De vordering van de man die strekt tot een uitbreiding van de contactregeling tussen hem en de kinderen valt naar het oordeel van de voorzieningenrechter onder artikel 822 lid 1 sub d Rv: het vaststellen van een regeling inzake de zorg- en opvoedingstaken. Bij voornoemde beschikking van 14 februari 2020 zijn de voorlopige afspraken van partijen ten aanzien van de verdeling van de zorg- en opvoedingstaken reeds vastgelegd.
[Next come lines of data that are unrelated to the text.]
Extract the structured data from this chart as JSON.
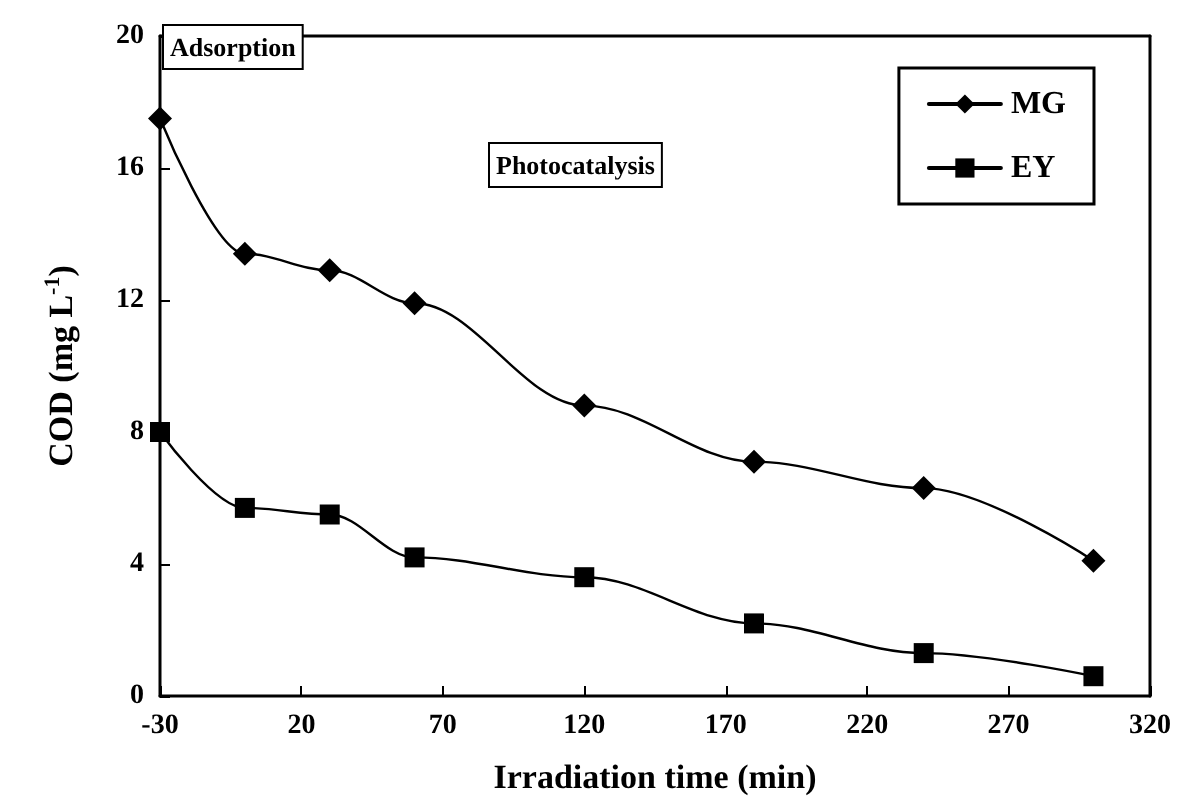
{
  "chart_data": {
    "type": "line",
    "xlabel": "Irradiation time (min)",
    "ylabel": "COD (mg L$^{-1}$)",
    "x": [
      -30,
      0,
      30,
      60,
      120,
      180,
      240,
      300
    ],
    "series": [
      {
        "name": "MG",
        "color": "#000000",
        "marker": "diamond",
        "values": [
          17.5,
          13.4,
          12.9,
          11.9,
          8.8,
          7.1,
          6.3,
          4.1
        ]
      },
      {
        "name": "EY",
        "color": "#000000",
        "marker": "square",
        "values": [
          8.0,
          5.7,
          5.5,
          4.2,
          3.6,
          2.2,
          1.3,
          0.6
        ]
      }
    ],
    "xlim": [
      -30,
      320
    ],
    "xticks": [
      -30,
      20,
      70,
      120,
      170,
      220,
      270,
      320
    ],
    "ylim": [
      0,
      20
    ],
    "yticks": [
      0,
      4,
      8,
      12,
      16,
      20
    ],
    "annotations": [
      "Adsorption",
      "Photocatalysis"
    ],
    "legend": "top right",
    "grid": false,
    "line_style": "solid"
  }
}
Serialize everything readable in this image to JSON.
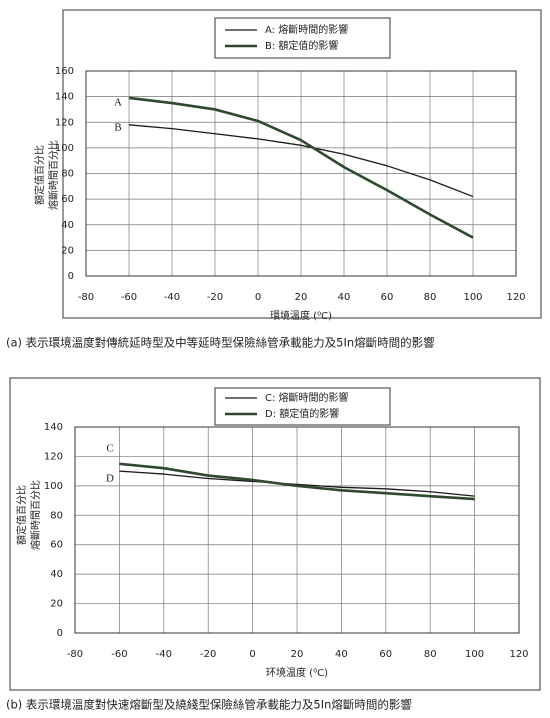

Met de vrouw is de voorzieningenrechter dan ook van oordeel dat de man, teneinde een wijziging van de deze regeling te bewerkstelligen, de weg van artikel 824 Rv had moeten bewandelen. Gelet hierop zal de man niet-ontvankelijk worden verklaard met betrekking tot zijn vordering in conventie onder 3.
4.15.
Gelet op de relatie tussen partijen zullen de proceskosten zowel in conventie als in reconventie tussen hen worden gecompenseerd, in die zin dat iedere partij de eigen kosten draagt.

5.De beslissing

De voorzieningenrechter:
in conventie
5.1.
verklaart de man niet-ontvankelijk in zijn vordering, strekkende tot wijziging van de contactregeling;
5.2.
veroordeelt de vrouw om binnen veertien dagen na betekening van dit vonnis met de kinderen van partijen terug te verhuizen naar [woonplaats] ;
5.3.
veroordeelt de vrouw om aan de man een dwangsom te betalen van € 200,00 voor iedere dag dat zij niet aan de onder 5.1 uitgesproken hoofdveroordeling voldoet, tot een maximum van € 15.000,00 is bereikt;
5.4.
bepaalt dat geen dwangsommen zullen worden verbeurd voorzover dit naar maatstaven van redelijkheid en billijkheid onaanvaardbaar moet worden geacht, in aanmerking genomen de mate waarin aan het vonnis is voldaan, de ernst van de overtreding en de mate van verwijtbaarheid van de overtreding;
5.5.
verbiedt de vrouw om de kinderen van partijen zonder toestemming van de man in te laten schrijven bij een andere school dan [school] te [woonplaats] en/ of bij een sportclub en/ of hulpverleningstraject anders dan tot op heden het geval is geweest;
5.6.
verklaart dit vonnis in conventie tot zover uitvoerbaar bij voorraad;
5.7.
compenseert de kosten van deze procedure tussen partijen, in die zin dat iedere partij de eigen kosten draagt;
5.8.
wijst het meer of anders gevorderde af;
in reconventie
5.9.
wijst de vorderingen af;
5.10.
compenseert de kosten van deze procedure tussen partijen, in die zin dat iedere partij de eigen kosten draagt.
Dit vonnis is gewezen door mr. E. Loesberg en in het openbaar uitgesproken op 29 april 2020.